"POLITIKASS"

GLISSEMENTS PROGRESSIFS DE L’ECRIRE

Inviterez-vous Marine à prendre le thé ?

Au lendemain de la raclée des municipales, dans la newsletter de son site «ARRÊT SUR IMAGE» du lundi 31 mars, Daniel Schneidermann se livrait à des conjectures sur l’identité du futur Premier Ministre, évoquant d’un ton assez désabusé l’Europe, l’Euro et l’action politique en général: 

« Delanoë, Valls gauchisé ou non, Ayrault 2 ou 2 bis, "geste" social ou pas, la politique nationale restera la même, ce savant dosage de soumission et de duplicité face aux injonctions bruxelloises, qu'on appelle aujourd'hui "pacte de responsabilité". Tant que l'on restera dans l'euro, tout changement ne peut être que cosmétique. Bonne raison de continuer à regarder ailleurs. Reste-t-il une marge de manœuvre au niveau municipal ? C'est ce que vont s'efforcer de démontrer les nouveaux maires FN.»

Ce questionnement tranquille à propos des nouveaux maires FN apparaissait à l’époque, dans la bouche d’un socialiste insoupçonnable, ancien militant de l’Union des Jeunes Communistes, tout à fait révolutionnaire.

Jean-Luc GODARD a depuis fait beaucoup plus fort dans une interview donnée au Monde, publiée le 12 juin, en déclarant: "J'espérais que le Front national arriverait en tête.

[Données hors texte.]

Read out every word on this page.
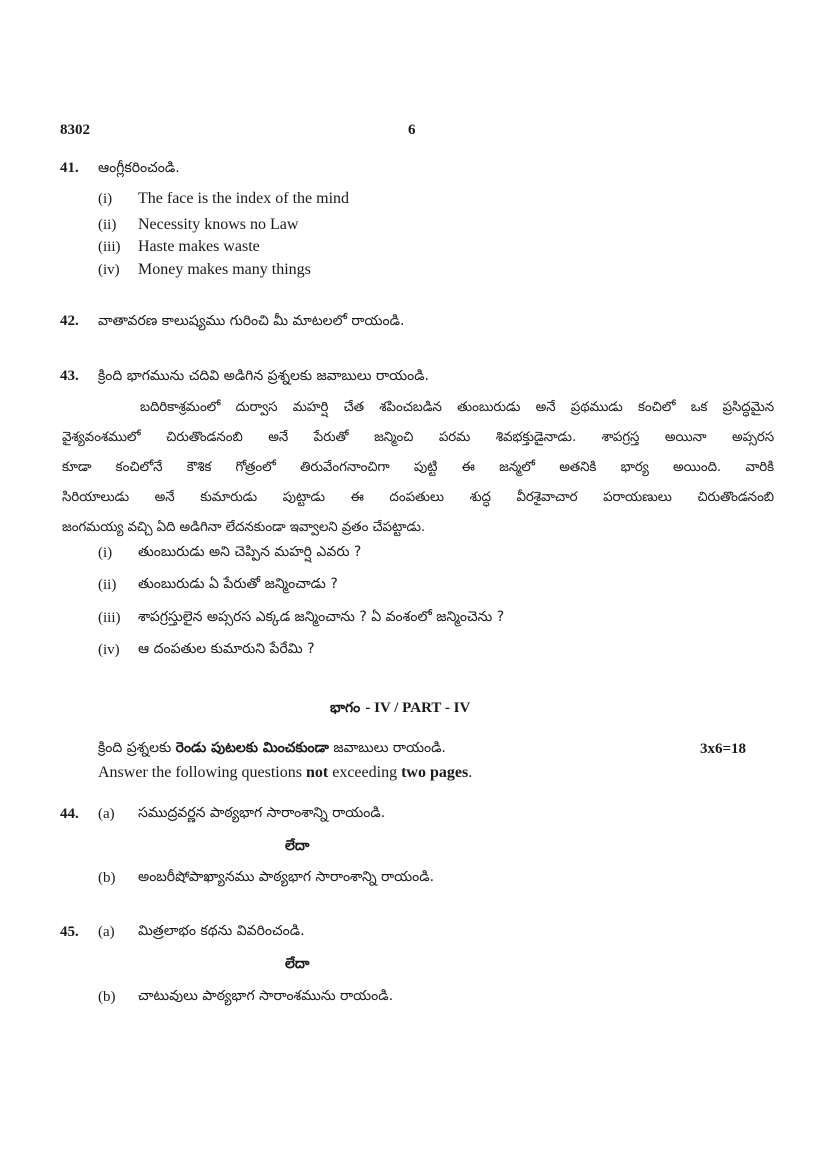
8302	6
41. ఆంగ్లీకరించండి.
(i) The face is the index of the mind
(ii) Necessity knows no Law
(iii) Haste makes waste
(iv) Money makes many things
42. వాతావరణ కాలుష్యము గురించి మీ మాటలలో రాయండి.
43. క్రింది భాగమును చదివి అడిగిన ప్రశ్నలకు జవాబులు రాయండి.
బదిరికాశ్రమంలో దుర్వాస మహర్షి చేత శపించబడిన తుంబురుడు అనే ప్రథముడు కంచిలో ఒక ప్రసిద్ధమైన
వైశ్యవంశములో చిరుతొండనంబి అనే పేరుతో జన్మించి పరమ శివభక్తుడైనాడు. శాపగ్రస్త అయినా అప్సరస
కూడా కంచిలోనే కౌశిక గోత్రంలో తిరువేంగనాంచిగా పుట్టి ఈ జన్మలో అతనికి భార్య అయింది. వారికి
సిరియాలుడు అనే కుమారుడు పుట్టాడు ఈ దంపతులు శుద్ధ వీరశైవాచార పరాయణులు చిరుతొండనంబి
జంగమయ్య వచ్చి ఏది అడిగినా లేదనకుండా ఇవ్వాలని వ్రతం చేపట్టాడు.
(i) తుంబురుడు అని చెప్పిన మహర్షి ఎవరు ?
(ii) తుంబురుడు ఏ పేరుతో జన్మించాడు ?
(iii) శాపగ్రస్తులైన అప్సరస ఎక్కడ జన్మించాను ? ఏ వంశంలో జన్మించెను ?
(iv) ఆ దంపతుల కుమారుని పేరేమి ?
భాగం - IV / PART - IV
క్రింది ప్రశ్నలకు రెండు పుటలకు మించకుండా జవాబులు రాయండి.	3x6=18
Answer the following questions not exceeding two pages.
44. (a) సముద్రవర్ణన పాఠ్యభాగ సారాంశాన్ని రాయండి.
లేదా
(b) అంబరీషోపాఖ్యానము పాఠ్యభాగ సారాంశాన్ని రాయండి.
45. (a) మిత్రలాభం కథను వివరించండి.
లేదా
(b) చాటువులు పాఠ్యభాగ సారాంశమును రాయండి.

Je trouve que Hollande devrait nommer --je l'avais dit à France Inter, mais ils l'ont supprimé-- Marine Le Pen Premier ministre". Boutade, second degré, provocation ? Pas vraiment, semble-t-il, puisque qu’à l’interrogation du journaliste qui lui demande ses raisons, le vieux mao d’ajouter : "Pour que ça bouge un peu... Pour qu'on fasse semblant de bouger, si on ne bouge pas vraiment. Ce qui est mieux que de faire semblant de ne rien faire."

Deux exemples parmi d’autres de la banalisation de la survenance du Front National dans le champ politique du futur possible. Y-a-t-il lieu d’établir un parallélisme avec des situations d’avant 1939 ?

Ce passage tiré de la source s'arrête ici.